Optimal forgetting: Semantic compression of episodic memories
Fig 5
Rate distortion trade-off in forgetting over time.
A,B: Using the text-VAE model, we modelled the dependence of memory representations on time by gradually increasing the compression rate, β. Recall probabilities averaged over multiple word lists of studied and lure words was measured on a text-VAE trained on Wikipedia entries (top) and on a synthetic vocabulary (bottom). Increasing the compression rate results in a monotonically decreasing recall performance for studied words.

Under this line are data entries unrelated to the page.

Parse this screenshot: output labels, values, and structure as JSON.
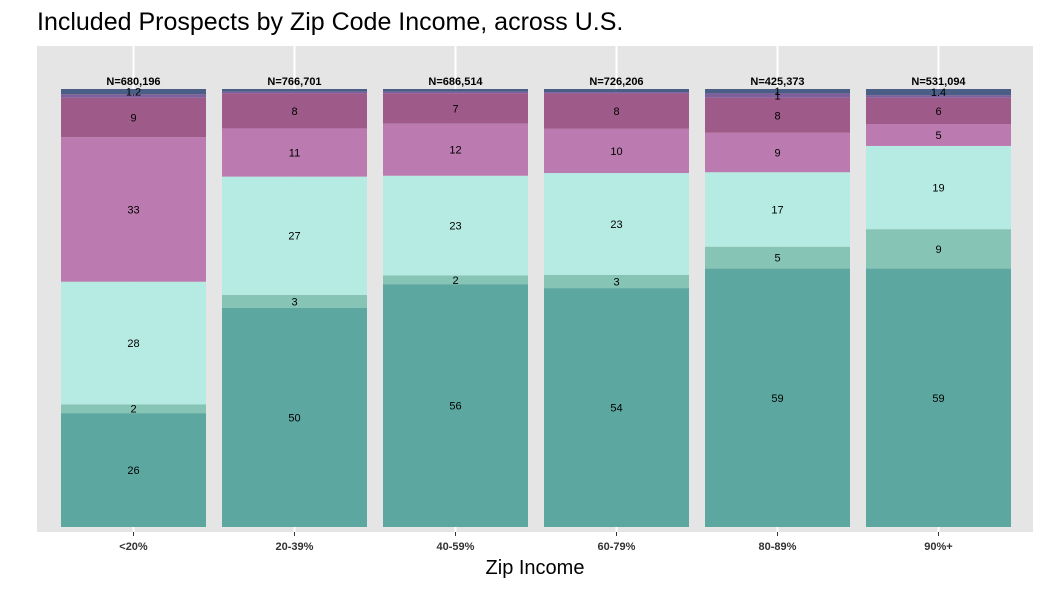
{
  "chart_data": {
    "type": "bar",
    "stacked": true,
    "percent_stacked": true,
    "title": "Included Prospects by Zip Code Income, across U.S.",
    "xlabel": "Zip Income",
    "ylabel": "",
    "ylim": [
      0,
      100
    ],
    "grid": true,
    "legend": "none",
    "categories": [
      "<20%",
      "20-39%",
      "40-59%",
      "60-79%",
      "80-89%",
      "90%+"
    ],
    "totals": [
      "N=680,196",
      "N=766,701",
      "N=686,514",
      "N=726,206",
      "N=425,373",
      "N=531,094"
    ],
    "series": [
      {
        "values": [
          26,
          50,
          56,
          54,
          59,
          59
        ],
        "color": "#5ca8a0"
      },
      {
        "values": [
          2,
          3,
          2,
          3,
          5,
          9
        ],
        "color": "#86c4b5"
      },
      {
        "values": [
          28,
          27,
          23,
          23,
          17,
          19
        ],
        "color": "#b6ebe4"
      },
      {
        "values": [
          33,
          11,
          12,
          10,
          9,
          5
        ],
        "color": "#bb7ab0"
      },
      {
        "values": [
          9,
          8,
          7,
          8,
          8,
          6
        ],
        "color": "#9e5b8a"
      },
      {
        "values": [
          0.8,
          0.4,
          0.4,
          0.3,
          1.0,
          0.6
        ],
        "color": "#7e5f9a"
      },
      {
        "values": [
          1.2,
          0.6,
          0.6,
          0.7,
          1.0,
          1.4
        ],
        "color": "#4b5f86"
      }
    ],
    "min_label_value": 1
  },
  "colors": {
    "panel_background": "#e5e5e5",
    "grid_line": "#ffffff"
  }
}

In contrast, increased delay of recall leads to an increase in false memories. For critical NS (lure) words the recall probability initially increases with larger compression rates but very high compression rates result in losing gist-like recall as well. Asymptotically the performance on semantically related S words will approach the performance on random word lists as less and less of the structure of the data is used. C,D: Difference between recall probabilities for lure words and studied words as a function of the delay between recall and study for the model (top) and experiments (bottom). Both Wikipedia-trained and synthetic vocabulary trained models predict persistence of false recall of non-studied lure words as compared to studied words, visible as an increase in the difference between lure and studied word recall rates as a function of time. For even longer delays, the gist information is progressively forgotten as well and consequently recall rates for both lure and studied words approach zero. The same pattern of increasing rate up to a delay of three weeks and a subsequent decrease can be observed in experimental data. Data is reproduced from Toglia et al. [45], Seamon et al. [46] and Thapar & McDermott [47].